More Americans are drinking heavily amid pandemic-related stress, survey finds
A ‘heavy drinking day’ was defined as four or more drinks containing alcohol for women and five or more for men.
More than 18 months into the COVID-19 outbreak, nearly one in five Americans reports consuming an unhealthy amount of alcohol, a survey suggests.
About 17% of respondents reported “heavy drinking” in the most recent 30 days, according to the survey by The Harris Poll commissioned by Alkermes, an Ireland biopharmaceutical company.
The survey was conducted online from March 30 to April 7 among 6,006 U.S. adults 21 and older.
Of those, 1,003 adults reported “heavy drinking.”
That was defined as having had two heavy drinking days in a week at least twice in the previous 30 days. A “heavy drinking day” was defined as four or more drinks containing alcohol for women and five or more drinks containing alcohol for men.
Dr.
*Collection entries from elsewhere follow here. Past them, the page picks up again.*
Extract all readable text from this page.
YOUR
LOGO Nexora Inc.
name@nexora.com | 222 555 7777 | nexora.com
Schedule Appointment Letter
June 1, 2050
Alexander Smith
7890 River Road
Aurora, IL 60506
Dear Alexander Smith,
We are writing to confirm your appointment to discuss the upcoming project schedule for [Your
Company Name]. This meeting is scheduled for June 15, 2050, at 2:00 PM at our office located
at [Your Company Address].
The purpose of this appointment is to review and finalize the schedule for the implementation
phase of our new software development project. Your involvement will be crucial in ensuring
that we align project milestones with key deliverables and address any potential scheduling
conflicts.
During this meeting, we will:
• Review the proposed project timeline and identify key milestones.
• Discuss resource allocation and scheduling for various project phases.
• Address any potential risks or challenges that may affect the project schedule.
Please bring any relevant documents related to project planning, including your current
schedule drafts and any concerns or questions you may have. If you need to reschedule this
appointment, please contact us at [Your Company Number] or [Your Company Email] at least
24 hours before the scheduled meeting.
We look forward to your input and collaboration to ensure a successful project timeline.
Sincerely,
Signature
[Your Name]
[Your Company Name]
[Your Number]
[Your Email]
Neeraj Gandotra, chief medical officer for the Substance Abuse and Mental Health Services Administration, called the findings “not surprising.” Almost 90% of people with substance use disorder aren’t in treatment, and alcohol and drug use typically worsen with isolation, Gandotra said.
Several studies have suggested Americans are buying more alcohol and drinking more frequently during the coronavirus pandemic.
A study by the RAND Corp. last fall found the frequency of alcohol consumption in the United States rose 14%. Women increased heavy drinking days by 41%, according to the study.
Another study, by researchers at the University of Arizona, found “dramatic increases in harmful alcohol consumption” over the first six months of the pandemic. Greater alcohol consumption was most associated with job loss due to COVID-19, according to the study.
“It seems clear that some people are drinking more, while others are drinking less,” said Dr. George Koob, director of the National Institute on Alcohol Abuse and Alcoholism. “In many studies, increases in consumption during the pandemic were linked to increases in stress.”
According to the Harris Poll, many of those who reported heavy drinking said that, over the previous 12 months, they experienced negative mental, physical and psychosocial impacts. Three in 10 said they continued to drink despite it making them feel depressed or anxious or adding to another health problem. About one in four reported continuing to drink after experiencing a memory blackout. More than one in five experienced withdrawal symptoms when the effects of alcohol were wearing off. And 23% gave up or cut back on activities that were important or interesting to them in order to drink.
The survey found more than half of respondents who reported heavy drinking were aware of treatment options for alcohol dependence, such as support groups and residential rehabilitation treatment options. But 87% weren’t undergoing treatment at the time of the survey.
More than half said they were either “very” or “somewhat” motivated to seek treatment for their drinking. Friends and family can play a role in influencing loved ones who drink heavily to seek help, the survey found.
Over half of survey respondents who reported heavy drinking said someone had expressed concern to them about their drinking. Almost half of this group who had sought treatment said that a reason they did so was because their family had expressed concern about their drinking.
“You can seek help anonymously or with friends and family who may also be affected by your drinking,” Gandotra said. “Treatment is available and effective. You do not have to struggle alone.”
The institute on alcohol abuse’s guidelines advise limiting alcohol consumption to no more than three to four drinks per “occasion.” Men should have no more than 14 standard drinks a week, women no more than seven.
U.S. dietary guidelines recommend no more than one drink a day for women and two for men. A standard “drink” serving is a 12-ounce beer or hard seltzer with 5% alcohol, a five-ounce glass of wine with 12% alcohol, or a 1.5-ounce shot of 40% alcohol — 80 proof liquor.
People who misuse alcohol have a greater risk of liver disease, heart disease, depression, stroke and stomach bleeding, as well as multiple cancers, according to the institute on alcohol abuse . Pregnant women, people taking medications and those recovering from alcohol use disorder should not be drinking alcohol
The institute on alcohol abuse and World Health Organization have said drinking too much alcohol may weaken the body’s immune response to COVID.
“Alcohol misuse both activates the immune system, causing inflammation, and interferes with the body’s immune response to viral and bacterial infections,” Koob has written. “Ultimately, impaired immune system function and an increased susceptibility to respiratory illness could contribute to more severe COVID-19 and greater risk of mortality.”